Ministro diz que governo trabalha para reduzir jornada, mas proposta enfrenta resistência empresarial e depende de articulação no Congresso
Porto Velho, Rondônia – O ministro da Secretaria-Geral da Presidência da República, Guilherme Boulos, afirmou nesta terça-feira (27) acreditar que a proposta que acaba com a escala de trabalho 6x1 – considerada uma das principais bandeiras sociais do governo Lula – poderá ser votada e aprovada ainda no primeiro semestre de 2026. A declaração, porém, ocorre em meio a resistência de setores empresariais e incertezas sobre a capacidade de articulação da base governista na Câmara.

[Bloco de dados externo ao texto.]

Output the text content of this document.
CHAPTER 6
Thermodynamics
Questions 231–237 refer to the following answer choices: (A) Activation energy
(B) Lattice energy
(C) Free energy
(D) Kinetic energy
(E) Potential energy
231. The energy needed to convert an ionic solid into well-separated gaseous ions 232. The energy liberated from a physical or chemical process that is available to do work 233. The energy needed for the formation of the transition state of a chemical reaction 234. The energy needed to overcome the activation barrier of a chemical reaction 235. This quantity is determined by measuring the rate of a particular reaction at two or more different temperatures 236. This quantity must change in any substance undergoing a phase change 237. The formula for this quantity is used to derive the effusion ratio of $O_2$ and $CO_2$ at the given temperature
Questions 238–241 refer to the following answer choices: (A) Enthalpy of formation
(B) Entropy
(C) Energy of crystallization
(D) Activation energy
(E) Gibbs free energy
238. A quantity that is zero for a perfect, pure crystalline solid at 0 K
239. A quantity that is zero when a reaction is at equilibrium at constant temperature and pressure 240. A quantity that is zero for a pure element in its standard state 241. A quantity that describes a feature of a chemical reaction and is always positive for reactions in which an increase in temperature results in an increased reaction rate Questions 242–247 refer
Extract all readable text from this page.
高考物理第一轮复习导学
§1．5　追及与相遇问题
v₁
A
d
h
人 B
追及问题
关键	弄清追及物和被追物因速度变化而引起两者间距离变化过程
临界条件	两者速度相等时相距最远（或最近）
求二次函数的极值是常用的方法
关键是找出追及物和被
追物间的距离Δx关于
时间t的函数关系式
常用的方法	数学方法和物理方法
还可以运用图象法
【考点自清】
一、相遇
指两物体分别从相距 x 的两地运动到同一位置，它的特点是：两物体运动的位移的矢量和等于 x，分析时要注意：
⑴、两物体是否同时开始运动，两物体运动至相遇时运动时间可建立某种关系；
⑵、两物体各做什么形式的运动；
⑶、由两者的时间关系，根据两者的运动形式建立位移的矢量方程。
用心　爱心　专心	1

GOVERNO APOSTA EM REDUÇÃO DE JORNADA
Durante entrevista após um evento na Fiocruz, no Rio de Janeiro, Boulos reforçou que o Planalto trabalha na redução da carga semanal de trabalho e na ampliação do tempo livre da população. Ele disse acreditar que o tema pode avançar rapidamente no Congresso.
“Espero que possa ser pautado, aprovado e promulgado pelo presidente Lula neste primeiro semestre, para que os trabalhadores tenham paz, descanso e tempo com a família”, declarou.
A proposta defendida pelo governo busca transformar em lei um novo padrão de jornada, substituindo a escala 6x1 por 5x2, com dois dias de descanso por semana.
RESISTÊNCIA DO SETOR PRODUTIVO
Questionado sobre a oposição de grandes empresários ao projeto, Boulos afirmou que a reação não surpreende:
“Quando foi que grande empresário foi a favor de direito do trabalhador? Nunca vi. Se dependesse deles, a escala seria 7x0”, disse, adotando tom crítico ao setor produtivo.
A fala reforça o clima de tensão entre o governo e entidades representativas da indústria e do comércio, que alertam para aumento de custos, impacto na produtividade e possíveis demissões caso a mudança seja aprovada sem período de transição.
ARTICULAÇÃO COM A CÂMARA É DECISIVA
A mudança depende de uma Proposta de Emenda Constitucional (PEC 8/2025), apresentada pela deputada Erika Hilton (PSOL-SP) e que já conta com 226 assinaturas. Apesar do número expressivo, a tramitação só avança com apoio do presidente da Câmara, Hugo Motta (Republicanos-PB), com quem Boulos afirma ter mantido reuniões recentes e agendado novas conversas.
A oposição, por sua vez, já sinaliza resistência. Parlamentares ligados ao agronegócio e ao setor de serviços indicam que irão pressionar para retardar ou descaracterizar o texto.
MUDANÇA JÁ COMEÇOU NO PRÓPRIO PLANALTO
Em dezembro de 2025, o Palácio do Planalto anunciou que eliminou a escala 6x1 para trabalhadores terceirizados que atuam no prédio da Presidência — como equipes de limpeza e copa — que passaram a cumprir jornadas de 5x2.
A medida é usada pelo governo como “prova de conceito” para defender que a mudança é viável e pode ser aplicada a outros setores da economia, embora sindicatos e especialistas apontem desafios para áreas como comércio, saúde e transporte.
O QUE ESTÁ EM JOGO
A proposta que extingue a escala 6x1 é uma das pautas sociais mais ambiciosas do governo, mas também uma das mais polêmicas. A depender da articulação política e da resistência econômica, o tema pode se tornar um dos grandes embates do ano legislativo — especialmente em um ano eleitoral.